We found ourselves in a similar situation 21 years ago. Between August and November 1990 Congress agreed to six temporary adjustments of the debt ceiling while pursuing budget negotiations with the White House. President George H.W. Bush had just been elected on his famous promise, “Read my lips, no new taxes.” At the time, however, he was distracted by the brewing war over Iraq’s invasion of Kuwait, and he needed congressional buy-in for Operation Desert Storm. In October, negotiators reached agreement on a budget pact that raised taxes and assured there would be lower spending, ultimately reducing deficits. This agreement was hailed as “the deal of the century.” The $165 billion in new taxes rushed right through Congress, but the agreed-upon spending cuts were quickly ignored. Federal outlays accelerated so far beyond the amount of new revenue that by 1992 the annual budget deficit had more than doubled. Feeding the beast with new taxes had only made matters worse, and by 1993 the government found itself up against the debt ceiling once again. The “deal of the century” was dead.
At the 1992 Republican National Convention, Mr. Bush admitted that the budget deal was a mistake. By then he was facing hard political realities of his own creation. While jogging in St. Petersburg in October 1990, reporters asked Mr. Bush about his broken pledge. He indicated his backside and said, “Read my hips.” To many conservatives, this confirmed their suspicions that Ronald Reagan’s successor had opportunistically taken the banner of fiscal conservatism from the Gipper. When the going got tough he sold out his principles in a back-room deal to make peace with the Democratic big spenders in Congress. This was the spark that gave rise to Pat Buchanan’s 1992 Republican primary challenge to President Bush, and it fueled the third-party insurgency of Ross Perot. This split on the right and among independents allowed Bill Clinton, who in 1991 was a second-tier Democratic candidate without a prayer of winning, to skate into the White House on 43 percent of the vote.

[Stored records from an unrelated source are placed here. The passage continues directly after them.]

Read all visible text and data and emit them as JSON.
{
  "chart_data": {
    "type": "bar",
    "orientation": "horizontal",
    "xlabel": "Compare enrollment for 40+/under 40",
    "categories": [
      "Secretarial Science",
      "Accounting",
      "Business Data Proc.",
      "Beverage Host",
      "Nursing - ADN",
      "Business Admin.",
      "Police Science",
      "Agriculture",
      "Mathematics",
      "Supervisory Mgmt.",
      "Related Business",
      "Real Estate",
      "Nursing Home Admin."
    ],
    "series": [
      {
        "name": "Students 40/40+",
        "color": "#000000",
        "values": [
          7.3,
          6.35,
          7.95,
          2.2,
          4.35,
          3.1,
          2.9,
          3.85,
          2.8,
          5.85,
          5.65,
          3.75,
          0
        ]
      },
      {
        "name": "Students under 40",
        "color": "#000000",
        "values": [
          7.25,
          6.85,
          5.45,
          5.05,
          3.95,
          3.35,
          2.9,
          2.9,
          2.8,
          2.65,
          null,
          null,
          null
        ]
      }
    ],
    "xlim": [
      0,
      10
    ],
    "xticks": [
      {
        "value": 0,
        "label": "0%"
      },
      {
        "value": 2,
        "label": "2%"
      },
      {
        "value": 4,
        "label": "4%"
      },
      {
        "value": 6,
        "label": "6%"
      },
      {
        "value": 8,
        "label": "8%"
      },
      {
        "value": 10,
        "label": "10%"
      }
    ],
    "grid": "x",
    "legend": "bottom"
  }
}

Democrats want to recreate this dynamic so that Mr. Obama could find himself back in the White House, even though his poll numbers have plunged. Tea Party supporters and other conservatives will treat any compromise on taxes as a betrayal akin to the 1990 budget deal. They will either sit out the next election or be so angry they go the third-party route. Such a split is key to Democratic success. Mr. Obama, who made a “no tax” pledge for the middle class is no doubt confident that he can break his promise without penalty. Democrats generally never met a tax they didn’t like, and the White House will simply redefine “middle class” to exclude those on whom they seek to place new and ruinous burdens.
House Speaker John A. Boehner, Ohio Republican, and Senate Minority Leader Mitch McConnell, Kentucky Republican, need to learn the lesson of the 1990 budget deal. Any debt-ceiling agreement that raises taxes while only promising spending cuts will simply give the government more room to binge. Agreeing to new taxes could be the trigger that places Rep. Nancy Pelosi, San Francisco Democrat, back in the speaker’s chair. No wonder the White House is so eager to seal that deal.